RAFAEL GALLO – A história do quarto foi baseada em uma lembrança, mais antiga, de certa matéria que vi em uma revista (uma pena não tê-la guardado), falando sobre pais que perderam seus filhos jovens, focada especialmente nos quartos deles, nessa manutenção simbólica dos pertences dos mortos. As fotos eram de cortar o coração: estavam todos arrumados como se a criança ou adolescente ainda vivesse ali, estivesse prestes a voltar. Além disso, os pais instalavam certos marcadores de tempo paralisados: relógios ou calendários parados na hora ou dia em que o filho se foi, coisas assim. Um dos quartos, não me esqueço disso, tinha uma tabela de basquetebol, na qual o pai instalou uma haste e prendou nela a bola, criando o efeito de essa bola estar parada no ar, para sempre prestes a cair no cesto.
A história do envelhecimento digital também foi curiosa, porque eu já tinha a ideia de utilizá-lo na história, mas não pensava em proporcioná-lo tanto peso. Seria apenas mais uma das coisas pelas quais Ângela tem de passar. Só que em uma das entrevistas que fiz, com a mãe de uma garota desaparecida, ela me mostrou o retrato que criaram da filha dela, mais de 20 anos depois do desaparecimento. Primeiro, essa mãe me mostrou a foto que carregava da menina, em suas buscas: os olhos bem arredondados, cabelos cheios, aquele rosto ainda infantil em uma pré-adolescente. Depois, ela me mostrou a simulação: a face adulta, bem mais velha e ríspida, de olhos duros, cabelos reduzidos, maxilar pontiagudo, completamente diferente. Foi um choque para mim, naquele momento, imagina para os pais. Perguntei como foi receber aquele retrato, ela me contou ter tido uma depressão comparável somente à época do desaparecimento. Porque é perder a filha mais uma vez, sabe? É ter sequestrada aquela imagem que se tinha dela, ser confrontada com a realidade de que aquela filha não existe mais, o que talvez ainda exista é essa pessoa irreconhecível, uma estranha. O que é seu filho, quando está transformado em um estranho? Essa se tornou uma questão fundamental de Rebentar.


CROQUI - Gustavo e Ângela permanecem juntos após o desaparecimento do filho. Conte-nos um pouco da sua escolha de, neste caso, ir contra as estatísticas, que apontam que 80% dos casais se separam quando ocorre um desaparecimento de filhos e filhas.

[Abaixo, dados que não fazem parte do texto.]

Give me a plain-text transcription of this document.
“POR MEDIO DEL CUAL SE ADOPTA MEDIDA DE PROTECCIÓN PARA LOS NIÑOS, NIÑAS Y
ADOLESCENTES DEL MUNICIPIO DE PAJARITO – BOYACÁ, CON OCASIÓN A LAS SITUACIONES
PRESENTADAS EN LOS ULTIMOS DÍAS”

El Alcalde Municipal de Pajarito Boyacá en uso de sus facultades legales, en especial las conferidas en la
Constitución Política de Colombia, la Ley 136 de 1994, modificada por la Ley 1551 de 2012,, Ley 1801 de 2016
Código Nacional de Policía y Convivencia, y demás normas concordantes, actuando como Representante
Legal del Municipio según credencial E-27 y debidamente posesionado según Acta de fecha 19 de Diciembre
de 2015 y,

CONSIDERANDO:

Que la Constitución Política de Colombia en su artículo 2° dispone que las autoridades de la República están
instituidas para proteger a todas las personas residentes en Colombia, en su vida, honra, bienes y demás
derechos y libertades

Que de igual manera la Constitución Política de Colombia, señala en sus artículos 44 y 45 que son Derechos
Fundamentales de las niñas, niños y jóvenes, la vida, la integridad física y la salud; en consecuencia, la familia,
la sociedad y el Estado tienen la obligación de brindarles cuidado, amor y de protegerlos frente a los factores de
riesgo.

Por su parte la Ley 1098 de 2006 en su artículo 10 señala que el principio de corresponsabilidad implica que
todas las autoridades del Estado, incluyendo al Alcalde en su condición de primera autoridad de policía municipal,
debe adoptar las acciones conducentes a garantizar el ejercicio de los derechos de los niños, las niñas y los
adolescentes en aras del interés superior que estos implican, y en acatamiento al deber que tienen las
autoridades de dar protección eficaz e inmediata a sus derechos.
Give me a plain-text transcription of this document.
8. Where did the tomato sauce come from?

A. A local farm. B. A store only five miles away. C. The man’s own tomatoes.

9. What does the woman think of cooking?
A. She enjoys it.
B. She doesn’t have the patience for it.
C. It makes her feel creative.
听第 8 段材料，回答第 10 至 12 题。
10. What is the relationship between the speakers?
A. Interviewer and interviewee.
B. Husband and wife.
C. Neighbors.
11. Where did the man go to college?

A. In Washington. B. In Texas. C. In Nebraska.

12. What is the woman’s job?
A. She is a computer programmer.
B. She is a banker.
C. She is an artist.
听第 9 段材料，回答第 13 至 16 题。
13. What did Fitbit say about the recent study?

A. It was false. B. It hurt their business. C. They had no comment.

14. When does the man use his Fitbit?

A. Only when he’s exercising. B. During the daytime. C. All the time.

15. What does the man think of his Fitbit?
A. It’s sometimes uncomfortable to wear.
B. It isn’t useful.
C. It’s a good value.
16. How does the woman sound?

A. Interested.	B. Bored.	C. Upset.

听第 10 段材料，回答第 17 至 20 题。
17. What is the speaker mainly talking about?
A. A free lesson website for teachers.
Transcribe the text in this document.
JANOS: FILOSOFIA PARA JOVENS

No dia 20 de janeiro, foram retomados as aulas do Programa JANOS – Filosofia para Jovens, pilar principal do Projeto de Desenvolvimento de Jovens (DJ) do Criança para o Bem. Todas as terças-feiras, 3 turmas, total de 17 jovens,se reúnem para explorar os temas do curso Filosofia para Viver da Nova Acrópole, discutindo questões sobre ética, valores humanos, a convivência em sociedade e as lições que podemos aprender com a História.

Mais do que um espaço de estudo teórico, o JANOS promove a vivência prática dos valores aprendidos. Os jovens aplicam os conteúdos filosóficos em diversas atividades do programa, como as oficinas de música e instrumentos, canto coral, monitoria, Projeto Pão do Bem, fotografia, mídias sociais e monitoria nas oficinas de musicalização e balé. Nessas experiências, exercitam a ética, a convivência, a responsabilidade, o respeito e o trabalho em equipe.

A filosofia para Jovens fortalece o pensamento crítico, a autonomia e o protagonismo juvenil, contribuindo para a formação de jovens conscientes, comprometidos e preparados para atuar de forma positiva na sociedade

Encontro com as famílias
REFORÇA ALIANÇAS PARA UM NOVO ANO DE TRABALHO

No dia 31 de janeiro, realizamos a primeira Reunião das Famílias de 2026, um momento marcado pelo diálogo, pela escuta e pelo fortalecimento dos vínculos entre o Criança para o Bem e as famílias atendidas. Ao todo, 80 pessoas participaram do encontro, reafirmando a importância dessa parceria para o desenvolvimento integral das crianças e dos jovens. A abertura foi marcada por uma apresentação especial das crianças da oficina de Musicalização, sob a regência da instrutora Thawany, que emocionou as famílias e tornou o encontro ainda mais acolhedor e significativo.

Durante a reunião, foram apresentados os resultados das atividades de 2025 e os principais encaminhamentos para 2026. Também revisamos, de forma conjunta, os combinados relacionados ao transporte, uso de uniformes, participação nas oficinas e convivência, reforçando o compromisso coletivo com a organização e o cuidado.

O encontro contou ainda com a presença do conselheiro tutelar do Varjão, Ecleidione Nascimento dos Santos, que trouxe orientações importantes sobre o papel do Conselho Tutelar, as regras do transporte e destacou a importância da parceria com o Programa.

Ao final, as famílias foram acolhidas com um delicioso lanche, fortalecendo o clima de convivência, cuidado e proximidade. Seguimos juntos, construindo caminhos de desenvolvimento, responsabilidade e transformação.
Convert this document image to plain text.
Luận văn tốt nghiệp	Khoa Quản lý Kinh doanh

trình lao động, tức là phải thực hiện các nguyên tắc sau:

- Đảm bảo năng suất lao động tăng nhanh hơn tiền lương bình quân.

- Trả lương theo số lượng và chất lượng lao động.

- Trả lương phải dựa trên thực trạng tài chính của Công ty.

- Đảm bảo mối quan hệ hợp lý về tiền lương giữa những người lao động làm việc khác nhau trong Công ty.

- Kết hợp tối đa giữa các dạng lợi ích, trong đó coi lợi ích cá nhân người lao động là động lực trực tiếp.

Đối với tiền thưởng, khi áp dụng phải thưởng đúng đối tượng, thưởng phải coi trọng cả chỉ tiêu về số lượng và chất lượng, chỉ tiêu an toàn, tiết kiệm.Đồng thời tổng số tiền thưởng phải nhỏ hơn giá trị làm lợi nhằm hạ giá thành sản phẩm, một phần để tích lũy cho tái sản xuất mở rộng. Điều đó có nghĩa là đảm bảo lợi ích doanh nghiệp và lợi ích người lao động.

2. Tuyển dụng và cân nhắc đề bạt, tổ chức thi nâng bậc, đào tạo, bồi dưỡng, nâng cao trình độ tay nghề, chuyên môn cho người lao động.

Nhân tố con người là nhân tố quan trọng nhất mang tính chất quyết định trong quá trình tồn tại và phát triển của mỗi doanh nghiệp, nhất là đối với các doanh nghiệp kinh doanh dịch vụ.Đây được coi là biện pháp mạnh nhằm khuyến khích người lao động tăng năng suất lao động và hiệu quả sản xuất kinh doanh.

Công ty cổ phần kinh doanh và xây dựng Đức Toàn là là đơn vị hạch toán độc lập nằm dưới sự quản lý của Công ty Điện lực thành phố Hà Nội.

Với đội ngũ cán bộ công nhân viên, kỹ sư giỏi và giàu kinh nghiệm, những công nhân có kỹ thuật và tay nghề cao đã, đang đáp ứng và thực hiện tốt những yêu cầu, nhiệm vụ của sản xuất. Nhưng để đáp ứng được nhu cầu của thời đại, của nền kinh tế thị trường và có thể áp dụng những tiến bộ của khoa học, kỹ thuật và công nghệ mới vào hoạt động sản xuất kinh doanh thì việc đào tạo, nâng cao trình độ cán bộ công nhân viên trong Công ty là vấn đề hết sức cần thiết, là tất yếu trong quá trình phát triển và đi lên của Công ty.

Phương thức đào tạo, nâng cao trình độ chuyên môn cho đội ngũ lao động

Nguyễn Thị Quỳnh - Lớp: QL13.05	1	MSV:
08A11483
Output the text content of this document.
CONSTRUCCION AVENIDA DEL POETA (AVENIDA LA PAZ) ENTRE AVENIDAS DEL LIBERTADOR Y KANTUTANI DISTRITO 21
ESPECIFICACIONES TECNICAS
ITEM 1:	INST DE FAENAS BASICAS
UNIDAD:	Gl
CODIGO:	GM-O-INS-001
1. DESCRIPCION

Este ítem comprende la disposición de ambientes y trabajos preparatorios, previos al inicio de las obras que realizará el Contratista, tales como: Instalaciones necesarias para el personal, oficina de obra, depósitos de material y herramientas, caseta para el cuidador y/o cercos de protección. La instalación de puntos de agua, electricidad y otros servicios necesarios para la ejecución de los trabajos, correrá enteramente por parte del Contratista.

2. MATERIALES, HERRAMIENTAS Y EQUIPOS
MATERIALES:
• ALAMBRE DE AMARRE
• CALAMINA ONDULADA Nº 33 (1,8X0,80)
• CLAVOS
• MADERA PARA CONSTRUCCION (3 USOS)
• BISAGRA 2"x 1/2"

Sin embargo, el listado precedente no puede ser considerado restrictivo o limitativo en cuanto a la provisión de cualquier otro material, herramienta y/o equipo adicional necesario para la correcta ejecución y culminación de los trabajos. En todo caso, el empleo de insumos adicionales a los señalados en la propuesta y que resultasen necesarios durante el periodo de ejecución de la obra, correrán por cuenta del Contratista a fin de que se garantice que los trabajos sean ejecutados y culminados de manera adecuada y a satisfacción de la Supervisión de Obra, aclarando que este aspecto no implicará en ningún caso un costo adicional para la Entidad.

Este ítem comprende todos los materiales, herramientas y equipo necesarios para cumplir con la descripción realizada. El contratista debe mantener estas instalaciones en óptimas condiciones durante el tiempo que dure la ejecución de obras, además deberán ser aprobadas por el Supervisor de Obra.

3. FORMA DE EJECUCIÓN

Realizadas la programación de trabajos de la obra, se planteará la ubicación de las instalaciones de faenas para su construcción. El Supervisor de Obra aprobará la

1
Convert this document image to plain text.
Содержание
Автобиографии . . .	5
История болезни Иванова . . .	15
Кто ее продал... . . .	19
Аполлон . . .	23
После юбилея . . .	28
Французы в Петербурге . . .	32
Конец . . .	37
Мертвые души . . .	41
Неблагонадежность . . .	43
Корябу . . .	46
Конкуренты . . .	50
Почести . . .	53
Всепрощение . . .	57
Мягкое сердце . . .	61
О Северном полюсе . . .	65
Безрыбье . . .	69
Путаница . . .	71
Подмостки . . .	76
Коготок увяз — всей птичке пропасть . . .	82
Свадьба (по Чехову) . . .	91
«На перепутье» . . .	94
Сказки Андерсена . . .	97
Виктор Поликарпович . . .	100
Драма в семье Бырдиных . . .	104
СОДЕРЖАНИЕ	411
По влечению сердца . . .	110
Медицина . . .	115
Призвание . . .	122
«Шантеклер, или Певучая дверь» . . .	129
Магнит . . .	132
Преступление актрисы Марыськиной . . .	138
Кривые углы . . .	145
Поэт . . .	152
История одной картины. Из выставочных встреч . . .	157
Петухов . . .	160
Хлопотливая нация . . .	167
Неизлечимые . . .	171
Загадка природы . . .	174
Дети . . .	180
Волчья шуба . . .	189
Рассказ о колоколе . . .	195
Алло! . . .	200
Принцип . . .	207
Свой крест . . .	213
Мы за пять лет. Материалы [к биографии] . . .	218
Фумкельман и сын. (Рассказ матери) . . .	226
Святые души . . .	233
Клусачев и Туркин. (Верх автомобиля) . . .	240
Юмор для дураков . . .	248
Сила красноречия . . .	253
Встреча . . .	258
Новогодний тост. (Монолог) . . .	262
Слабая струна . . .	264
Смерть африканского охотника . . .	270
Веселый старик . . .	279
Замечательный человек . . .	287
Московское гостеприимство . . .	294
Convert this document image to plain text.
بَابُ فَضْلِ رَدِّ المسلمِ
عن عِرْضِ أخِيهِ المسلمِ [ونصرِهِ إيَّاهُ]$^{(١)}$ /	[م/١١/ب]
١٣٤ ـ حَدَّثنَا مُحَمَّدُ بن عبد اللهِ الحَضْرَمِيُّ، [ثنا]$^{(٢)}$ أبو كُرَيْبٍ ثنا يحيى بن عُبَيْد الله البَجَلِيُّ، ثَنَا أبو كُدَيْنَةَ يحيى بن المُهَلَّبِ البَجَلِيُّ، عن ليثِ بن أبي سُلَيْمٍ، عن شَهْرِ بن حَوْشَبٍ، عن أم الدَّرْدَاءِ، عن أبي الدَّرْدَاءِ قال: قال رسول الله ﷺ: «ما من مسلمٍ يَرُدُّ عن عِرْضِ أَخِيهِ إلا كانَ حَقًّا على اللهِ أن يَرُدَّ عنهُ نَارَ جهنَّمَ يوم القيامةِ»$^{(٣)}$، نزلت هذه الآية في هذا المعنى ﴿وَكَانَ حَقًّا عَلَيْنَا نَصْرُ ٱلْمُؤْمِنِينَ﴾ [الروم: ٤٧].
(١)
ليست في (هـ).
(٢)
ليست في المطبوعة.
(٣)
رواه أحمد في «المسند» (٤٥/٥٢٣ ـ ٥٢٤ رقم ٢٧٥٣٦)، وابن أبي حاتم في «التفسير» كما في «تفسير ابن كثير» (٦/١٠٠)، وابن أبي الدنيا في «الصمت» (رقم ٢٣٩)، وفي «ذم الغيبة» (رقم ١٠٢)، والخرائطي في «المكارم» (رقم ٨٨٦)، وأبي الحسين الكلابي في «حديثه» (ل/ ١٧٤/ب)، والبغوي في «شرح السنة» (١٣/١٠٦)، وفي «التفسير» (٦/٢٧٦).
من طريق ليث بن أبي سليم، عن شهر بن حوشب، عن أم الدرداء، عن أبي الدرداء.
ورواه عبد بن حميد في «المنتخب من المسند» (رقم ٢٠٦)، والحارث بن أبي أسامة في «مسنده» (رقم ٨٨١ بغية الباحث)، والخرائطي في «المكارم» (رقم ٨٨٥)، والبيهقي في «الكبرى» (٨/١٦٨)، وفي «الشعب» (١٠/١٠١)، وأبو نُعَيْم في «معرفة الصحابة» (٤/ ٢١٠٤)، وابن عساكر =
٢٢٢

Otávio era um personagem fundamental para a trama ou houve outras motivações por de trás da sua escolha?
RAFAEL GALLO – Além de o Otávio ser fundamental em alguns momentos, eu queria que a Ângela tivesse um universo ao redor dela, o qual, afora o filho ausente, estivesse funcionando de forma razoável. Não queria uma vida devastada, com casamento arruinado, solidão, parentes afastados, crises financeiras, etc. Porque, assim, ela teria um monte de problemas pra resolver, não somente o filho. Queria que ela fosse essa personagem que tem tudo à sua espera, mas que precisa sair de dentro desse lugar escuro onde está. A possibilidade de restauração está bem ali, embora pareça muito distante. Muitas vezes, pessoas e personagens são assim: de todas as peças do grande quebra-cabeças da vida, a atenção fica toda naquela que falta, os sentimentos mais intensos vêm da lacuna. Claro que no caso de uma mãe de filho desaparecido isso é absolutamente compreensível, até esperado, mas eu queria ter esse caminho possível de volta. E o Otávio, nisso também, é fundamental.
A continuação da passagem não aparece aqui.